Procedure giudiziarie
Caso Porta Portese
A seguito di plurime segnalazioni di annunci ed inserzioni discriminatori pubblicati sul noto periodico locale Porta Portese tra il 2006 e il 2007, all’interno dei quali proprietari di case in locazione e datori di lavoro escludevano espressamente immigrati, persone di colore e stranieri dalle loro offerte, l’Unione forense per la tutela dei diritti umani ha avviato un’azione antidiscriminatoria per denunciare le suddette discriminazioni collettive. I giudici nazionali hanno però rigettato i ricorsi interni, escludendo qualsiasi tipo di responsabilità in capo al direttore del periodico e non ritenendo configurata alcuna violazione delle norme penali dal momento che gli annunci in questione avrebbero costituto “mere proposte di contratto” espressive della “libertà negoziale in capo al soggetto dal quale provengono”. In conseguenza, l’Unione ha presentato ricorso alla Corte europea nel 2012, dove ha lamentato la violazione delle norme della Convenzione europea dei diritti dell’uomo relative al divieto di discriminazione ed al rispetto della privata sociale dei cittadini di colore o di origine extra-comunitaria residenti in Italia, cui gli inserzionisti hanno impedito, irragionevolmente, di accedere ad un’abitazione o ad un’attività lavorativa.
Il 6 luglio 2020, la Corte di Strasburgo ha comunicato al governo italiano il ricorso Unione forense per la tutela dei diritti umani c.
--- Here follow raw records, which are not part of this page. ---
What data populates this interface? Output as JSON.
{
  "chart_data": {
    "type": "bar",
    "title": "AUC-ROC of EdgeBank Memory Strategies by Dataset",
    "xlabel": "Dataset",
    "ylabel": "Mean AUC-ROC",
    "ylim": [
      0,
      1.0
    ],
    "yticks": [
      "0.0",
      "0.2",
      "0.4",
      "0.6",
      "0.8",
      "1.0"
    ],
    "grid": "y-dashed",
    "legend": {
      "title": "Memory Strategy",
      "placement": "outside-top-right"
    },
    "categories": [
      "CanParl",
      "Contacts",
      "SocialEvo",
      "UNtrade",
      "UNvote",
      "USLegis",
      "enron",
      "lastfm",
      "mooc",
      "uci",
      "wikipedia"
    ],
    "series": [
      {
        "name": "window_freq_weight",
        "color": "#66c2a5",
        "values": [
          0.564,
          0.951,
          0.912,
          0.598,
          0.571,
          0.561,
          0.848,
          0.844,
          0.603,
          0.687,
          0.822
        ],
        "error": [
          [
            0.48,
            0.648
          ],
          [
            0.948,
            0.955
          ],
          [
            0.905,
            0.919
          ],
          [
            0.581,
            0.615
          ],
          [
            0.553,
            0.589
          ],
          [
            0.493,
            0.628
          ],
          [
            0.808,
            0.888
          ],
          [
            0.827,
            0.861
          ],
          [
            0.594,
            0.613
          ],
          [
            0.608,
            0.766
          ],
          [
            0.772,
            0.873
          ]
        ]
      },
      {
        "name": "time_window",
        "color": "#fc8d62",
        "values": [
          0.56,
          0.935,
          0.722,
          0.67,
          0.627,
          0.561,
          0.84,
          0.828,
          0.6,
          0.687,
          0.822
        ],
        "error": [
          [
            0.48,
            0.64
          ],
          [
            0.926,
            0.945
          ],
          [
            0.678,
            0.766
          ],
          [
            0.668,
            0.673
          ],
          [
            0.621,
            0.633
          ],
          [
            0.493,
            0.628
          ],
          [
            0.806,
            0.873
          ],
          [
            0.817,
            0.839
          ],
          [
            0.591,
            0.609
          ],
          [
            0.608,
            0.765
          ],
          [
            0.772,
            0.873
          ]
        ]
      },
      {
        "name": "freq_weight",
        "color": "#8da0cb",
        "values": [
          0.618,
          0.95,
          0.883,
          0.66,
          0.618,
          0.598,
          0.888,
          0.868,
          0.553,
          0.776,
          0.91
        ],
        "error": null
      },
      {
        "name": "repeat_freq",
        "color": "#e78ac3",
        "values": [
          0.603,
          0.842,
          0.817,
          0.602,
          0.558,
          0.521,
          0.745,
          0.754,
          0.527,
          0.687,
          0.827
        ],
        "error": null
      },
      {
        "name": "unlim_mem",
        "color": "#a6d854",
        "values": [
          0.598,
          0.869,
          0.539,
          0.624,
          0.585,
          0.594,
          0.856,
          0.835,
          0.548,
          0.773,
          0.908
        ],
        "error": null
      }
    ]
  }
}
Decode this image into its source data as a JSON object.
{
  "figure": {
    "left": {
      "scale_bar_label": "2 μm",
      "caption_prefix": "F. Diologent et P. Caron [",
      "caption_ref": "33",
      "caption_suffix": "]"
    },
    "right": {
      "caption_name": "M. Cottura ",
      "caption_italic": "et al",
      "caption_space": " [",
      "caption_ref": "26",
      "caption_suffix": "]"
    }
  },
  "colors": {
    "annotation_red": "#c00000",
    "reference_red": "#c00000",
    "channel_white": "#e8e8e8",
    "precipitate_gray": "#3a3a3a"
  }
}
Italia con l’obiettivo di accertare il contenuto discriminatorio degli annunci e delle inserzioni pubblicate sul periodico. In particolare, la Corte verificherà se vi sia stata la violazione delle norme della Convenzione europea dei diritti dell’uomo relative al divieto di discriminazione ed al rispetto della vita privata sociale dei cittadini di colore o di origine extra-comunitaria residenti in Italia, cui gli inserzionisti hanno impedito, irragionevolmente, di accedere ad un’abitazione o ad un’attività lavorativa.
Dopo quasi quattordici anni dall’inizio della vicenda, si apre uno spiraglio affinché venga finalmente fatta giustizia nei confronti di tutti coloro che sono stati discriminati da quegli annunci. È gravissimo che lo Stato italiano possa consentire ad un periodico di pubblicare affermazioni discriminatorie come “no persone di colore” o “solo studenti/lavoratori italiani”.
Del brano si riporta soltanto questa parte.